COMMONLY ASSOCIATED CONDITIONS
Trauma
DIAGNOSIS
HISTORY
• A history of trauma or surgery occurring prior to the onset of inflammation is critical to making the diagnosis.
• There is no specific laboratory test to confirm the diagnosis.
• Patients often complain of pain, redness, photophobia, and blurred vision.
PHYSICAL EXAM
• Exciting eye
• Photophobia, decreased vision, and keratic precipitates on endothelium may be seen.
• Sympathizing eye
• Symptoms are variable and may be insidious or rapid in onset. Mild anterior or posterior uveitis, ciliary flush, keratic precipitates, pain, photophobia, increased lacrimation, and blurred vision may occur.
• Both eyes
• Ciliary injection, partially dilated–poorly responsive pupil, thickened iris, clouding of vitreous, papillitis, generalized retinal edema, Dalen-Fuchs nodules (small, yellow, deposits beneath retinal pigment epithelium), peripheral choroiditis, exudative retinal detachments, and choroidal granulomas have been described.
DIAGNOSTIC TESTS & INTERPRETATION
Imaging
Fluorescein angiography reveals multiple hyperfluorescent dots at the level of the RPE that may persist in to the late phase of angiogram. Coalescence of the dye from these foci may occur in areas of exudative retinal detachment.
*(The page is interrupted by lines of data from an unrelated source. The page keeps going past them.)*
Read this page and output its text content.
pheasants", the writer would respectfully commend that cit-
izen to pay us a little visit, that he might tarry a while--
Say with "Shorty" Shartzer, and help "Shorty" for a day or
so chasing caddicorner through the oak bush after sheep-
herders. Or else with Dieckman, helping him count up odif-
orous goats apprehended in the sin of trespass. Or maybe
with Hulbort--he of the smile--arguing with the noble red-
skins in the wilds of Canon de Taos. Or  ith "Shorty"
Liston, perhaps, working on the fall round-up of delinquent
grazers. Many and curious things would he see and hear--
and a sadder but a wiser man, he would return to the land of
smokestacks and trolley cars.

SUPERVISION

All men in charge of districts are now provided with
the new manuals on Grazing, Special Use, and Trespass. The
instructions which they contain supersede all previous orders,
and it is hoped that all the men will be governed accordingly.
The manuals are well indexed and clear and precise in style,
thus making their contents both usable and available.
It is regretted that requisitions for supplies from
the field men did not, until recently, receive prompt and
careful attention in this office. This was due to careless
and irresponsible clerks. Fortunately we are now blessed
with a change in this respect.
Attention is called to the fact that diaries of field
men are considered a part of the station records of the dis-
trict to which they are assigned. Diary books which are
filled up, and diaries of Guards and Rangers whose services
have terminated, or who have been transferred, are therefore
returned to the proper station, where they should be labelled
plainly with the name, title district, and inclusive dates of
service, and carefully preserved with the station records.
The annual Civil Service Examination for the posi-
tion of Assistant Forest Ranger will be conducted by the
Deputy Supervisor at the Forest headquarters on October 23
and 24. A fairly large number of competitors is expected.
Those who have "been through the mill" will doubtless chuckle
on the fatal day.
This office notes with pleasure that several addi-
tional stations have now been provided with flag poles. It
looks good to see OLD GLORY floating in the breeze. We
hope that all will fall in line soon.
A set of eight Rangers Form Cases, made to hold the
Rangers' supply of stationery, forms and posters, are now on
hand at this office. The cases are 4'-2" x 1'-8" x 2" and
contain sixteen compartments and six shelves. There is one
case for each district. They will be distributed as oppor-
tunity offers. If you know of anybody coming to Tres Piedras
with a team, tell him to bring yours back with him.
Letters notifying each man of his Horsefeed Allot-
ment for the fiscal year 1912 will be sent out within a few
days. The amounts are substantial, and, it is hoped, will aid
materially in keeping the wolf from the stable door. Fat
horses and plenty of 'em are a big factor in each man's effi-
A pattern similar to multiple evanescent white dot syndrome–-early hypofluorescence followed by dye leakage in a wreath-like pattern in the venous phase has also been described.
Pathological Findings
A diffuse granulomatous inflammation consisting of lymphocytes (predominantly T-cells) and epithelioid cells within the uveal tract. Giant cells may also be present. The choriocapillaris and retina are usually not involved.
DIFFERENTIAL DIAGNOSIS
• Sarcoidosis
• Tuberculosis
• Vogt–Koyanagi–Harada syndrome
TREATMENT
MEDICATION
First Line
Oral (1 mg/kg/day) or pulse dose corticosteroids have a rapid onset of action. However, patients who need more than 10 mg of prednisone daily to control their inflammation will require steroid-sparing agents as high-dose steroids cannot be used for long periods of time without severe side effects.
Second Line
Enucleation of the traumatized eye within 2 weeks of injury may prevent development of sympathetic ophthalmia. Removal of the traumatized eye after SO develops is controversial.
ADDITIONAL TREATMENT
General Measures
Steroid-sparing agents such as mycophenolate mofetil, azathioprine, cyclosporine, tacrolimus, and anti-TNF inhibitors have all been used with some success.
Issues for Referral
A multidisciplinary team may be required to manage the various systemic effects of steroid-sparing therapies (immunosuppression).
SURGERY/OTHER PROCEDURES
• Laser photocoagulation can be used for retinal neovascularization and does not produce postoperative inflammation.
• Fluocinolone acetonide implantation (Retisert) may help control inflammation in some patients.
ONGOING CARE
FOLLOW-UP RECOMMENDATIONS
Patients will need very close monitoring until the disease is brought under control. Patients will need continuous follow-up with other specialists as needed.
PROGNOSIS
A majority of patients treated with corticosteroids/immunosuppression can maintain a vision of 20/60 or better.
COMPLICATIONS
• Bilateral vision loss due to ocular inflammation
• Anterior uveitis can cause cataract formation or glaucoma. Posterior segment inflammation can result in macular and peripheral retinal scaring and choroidal detachment.
REFERENCES
1. Galor A, Davis JL, Flynn HW Jr, et al. Sympathetic ophthalmia: incidence of ocular complications and vision loss in the sympathizing eye. Am J Ophthalmol 2009;148(5):704–710.
2. Reynard M, Riffenburg RS, Maes EF. Effects of corticosteroid treatment and enucleation on the visual prognosis of sympathetic ophthalmia. Am J Ophthalmol 1983;96:290–294.
3. Rao NA, Robin J, Hartmann D, et al. The role of penetrating wound in the development of sympathetic ophthalmia: experimental observations. Arch Ophthalmol 1983;101:102–104.